No letter touched me more deeply than one smuggled out of the then Soviet Union in 1990 and sent to the minister who had translated the book into Russian:
'You sent your book, Loving God to us, but for a whole month the prison authorities would not release it to us. When we found out about its existence, we complained to Moscow, and finally we were allowed to read this book. In our camp there are about 3,000 prisoners, and everyone has read your book. In actuality, every evening someone would read aloud while 15 to 20 others listened. It's good that you wrote about the author, Colson. When we learned that he too had been in prison, we understood that he knew the meaning of freedom. In other words, we who hated and thought that such feelings were experienced by all people, learned that it was possible to learn to love God and other people. ...'Semyon Gorokhov
Valentin Sukonin and the other 3,000 prisoners
12 June 1990
Still burned in my consciousness is the picture of Russian prisoners huddled around a single candle in a cold, barren prison camp, reading the words of this book. I couldn't help but think back on my years in the White House, when every effort was engaged in trying to affect Soviet policy. What I accomplished was nothing compared to what God had done through the pages of this manuscript, delivering one copy into a Russian prison.
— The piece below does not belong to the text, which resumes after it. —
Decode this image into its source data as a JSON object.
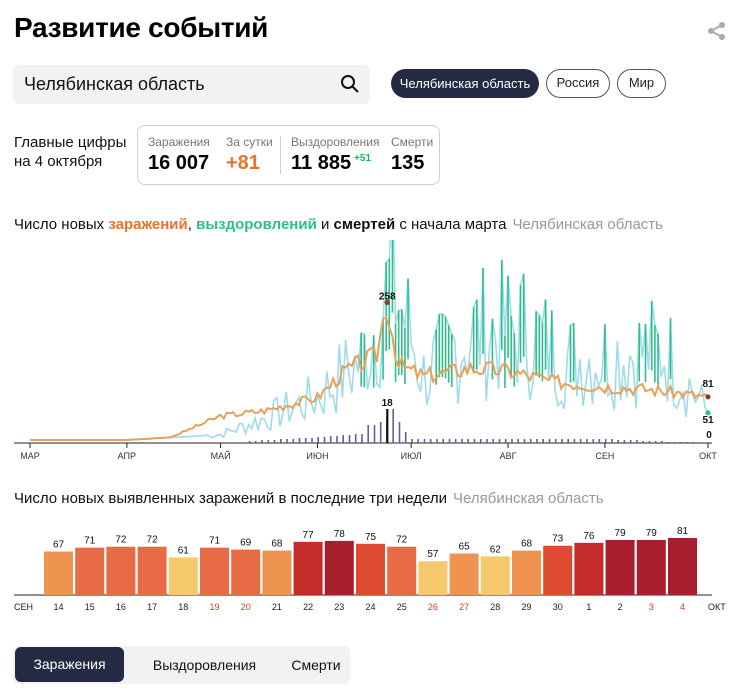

So I am overjoyed at Zondervan's decision to reprint this book. The need for its message is as great today, maybe greater, than when it was first published thirteen years ago. Then the forces of secularism were on the ascendancy, American culture was in the grips of selfish individualism and empty consumerism; Christian values were in retreat. Since then, however, the culture war has only intensified; postmodernism---the belief that there is no truth and no God---is dominant among secular elites. Christianity has been driven to the margins of society. So never has the need for Christians to be serious about their faith been greater, and never has the message of this book been more urgent.
I pray that as you read through the pages that follow, God will touch your life and you will discover what those Russian prisoners did---that even in the ugliest of times and in the ugliest of circumstances, it is possible to love God and other people.